Лишь только разговор уходил от живописи, Теодор… Он расхохотался, обнажив в смехе все тридцать два великолепных зуба.
— Значит, папа, если Людоед завтра будет в Тюильри…
— Тут придется хорошенько поразмыслить. Но хоть ты-то этому, надеюсь, не веришь?
— Кто знает! Если нам не удастся удержать Мелэн, то все возможно…
— Вот что, уважаемый сынок, такие шутки неуместны для офицера королевской гвардии. Если Буонапарте… стало быть, его величество может улизнуть потихоньку? Да ведь это просто немыслимо, ты же сам понимаешь! Еще в прошлый четверг в Палате король… Ах, до чего же он трогательно говорил! «Я, — говорит, — трудился для блага моего народа.
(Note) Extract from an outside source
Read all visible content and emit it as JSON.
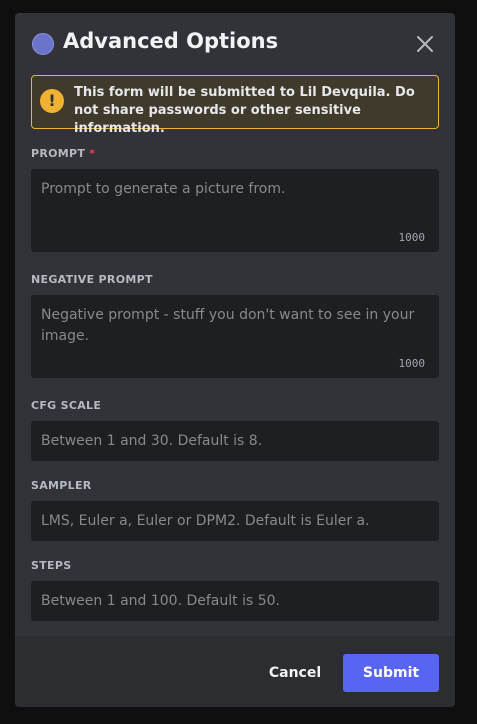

И может ли ждать меня, шестидесятилетнего старца, более славный конец, чем гибель при его защите…» Незабываемые слова! Его величество ни за что не оставит столицы. Скорее уж даст себя убить.
— Поживем — увидим, папа.
— Ты читал сегодня «Деба́»?
— Признаться…
— А там очень, очень важные вещи. Если хочешь знать, на меня это произвело не меньшее впечатление, чем измена маршала Нея. Только, к счастью, в ином смысле, в ином смысле. Да о чем они думают, ваши начальники, почему не показывают таких статей вам, мушкетерам? Значит, ты не читал статьи Бенжамена Констана? Куда же я девал газету? Вот она. Почитай-ка, почитай…
Номер «Журнала де Деба́» был основательно скомкан, очевидно, его измяла нервическая рука Жерико-старшего. Теодор принялся читать. И впрямь статья господина Бенжамена Констана не походила на статьи тех, кто ждет прихода Узурпатора в столицу.
— Ну как, подбавило духу? — осведомился отец, самодовольно потирая руки. — И все-таки принять меры предосторожности никогда не мешает…
Мадемуазель Мелани оправила скатерть и стала расставлять тарелки. Она неодобрительно взглянула на вазу с фруктами, где явно недоставало двух, а то и трех яблок. Господин Жерико в свою очередь посмотрел на нее. Только люди, долгое время прожившие под одной кровлей, давно привыкшие друг к другу, умеют вести столь выразительный в своем молчании диалог. Мадемуазель Мелани пожала плечами: господин Жерико все спускает господину Теодору с рук.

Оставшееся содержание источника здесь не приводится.